De acuerdo con las informaciones, el fiscal Cristian Barilli solicitó al juez la condena de la empresaria por fraude agravado.
La audiencia fue realizada este martes y se presentaron Ferragni, su colaborador Fabio Damato y el presidente de la empresa Cerealitalia-ID, Franco Cannilo, quienes también figuran como imputados en el caso. La próxima sesión está fijada para el 19 de diciembre, cuando se escuchará a la defensa.

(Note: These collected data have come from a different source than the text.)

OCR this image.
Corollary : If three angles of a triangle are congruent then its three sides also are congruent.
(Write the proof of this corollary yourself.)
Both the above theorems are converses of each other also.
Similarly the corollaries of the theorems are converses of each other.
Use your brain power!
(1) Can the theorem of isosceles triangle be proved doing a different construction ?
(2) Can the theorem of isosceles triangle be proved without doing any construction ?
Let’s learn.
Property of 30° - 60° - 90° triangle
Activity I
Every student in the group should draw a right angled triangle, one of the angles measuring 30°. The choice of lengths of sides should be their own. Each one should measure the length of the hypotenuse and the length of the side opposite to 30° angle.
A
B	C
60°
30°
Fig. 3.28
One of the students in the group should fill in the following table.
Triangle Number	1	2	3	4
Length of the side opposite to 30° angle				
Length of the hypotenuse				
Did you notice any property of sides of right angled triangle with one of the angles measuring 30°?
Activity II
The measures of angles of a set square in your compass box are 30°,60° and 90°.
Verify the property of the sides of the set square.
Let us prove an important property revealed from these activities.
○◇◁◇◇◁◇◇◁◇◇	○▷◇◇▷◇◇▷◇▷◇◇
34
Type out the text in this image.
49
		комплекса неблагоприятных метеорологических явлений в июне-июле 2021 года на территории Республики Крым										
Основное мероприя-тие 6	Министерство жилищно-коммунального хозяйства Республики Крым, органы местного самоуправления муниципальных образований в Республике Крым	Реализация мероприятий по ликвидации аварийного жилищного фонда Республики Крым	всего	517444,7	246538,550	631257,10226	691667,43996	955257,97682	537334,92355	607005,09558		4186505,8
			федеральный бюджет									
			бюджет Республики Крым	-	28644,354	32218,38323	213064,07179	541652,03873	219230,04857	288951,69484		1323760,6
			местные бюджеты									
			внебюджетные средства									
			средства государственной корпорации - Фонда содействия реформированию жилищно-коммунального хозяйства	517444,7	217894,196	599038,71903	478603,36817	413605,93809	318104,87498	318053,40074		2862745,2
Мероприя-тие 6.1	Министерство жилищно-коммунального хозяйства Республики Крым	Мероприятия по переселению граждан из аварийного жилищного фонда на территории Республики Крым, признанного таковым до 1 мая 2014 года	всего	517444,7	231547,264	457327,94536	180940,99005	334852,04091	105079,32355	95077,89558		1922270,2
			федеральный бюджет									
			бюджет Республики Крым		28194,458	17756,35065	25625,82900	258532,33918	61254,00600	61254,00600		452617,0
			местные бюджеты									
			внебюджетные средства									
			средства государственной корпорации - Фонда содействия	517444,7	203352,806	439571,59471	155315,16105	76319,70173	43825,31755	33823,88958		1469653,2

El proceso judicial comenzó el pasado 4 de noviembre en el Tribunal de Milán y busca esclarecer las acusaciones relacionadas con campañas promocionales de la marca de Ferragni. Según la investigación, en 2021 y 2022 se comercializaron Huevos de Pascua y pandoros —bizcochos típicos de la Navidad italiana— bajo la promesa de que parte de las ventas serían destinadas al hospital pediátrico Regina Margherita de Turín.
Las pesquisas apuntan a que los productos de la marca Balocco, vendidos con el logotipo de Ferragni a un precio superior al habitual, no generaron las donaciones anunciadas, ya que estas se habían realizado previamente y no dependían de las ventas.
La polémica derivó en un fuerte impacto mediático que obligó a Ferragni a disculparse públicamente y anunciar la devolución de un millón de euros al hospital. El escándalo también afectó la reputación de su marca y su vida personal, marcando un distanciamiento con su pareja, el rapero Fedez, padre de sus dos hijos.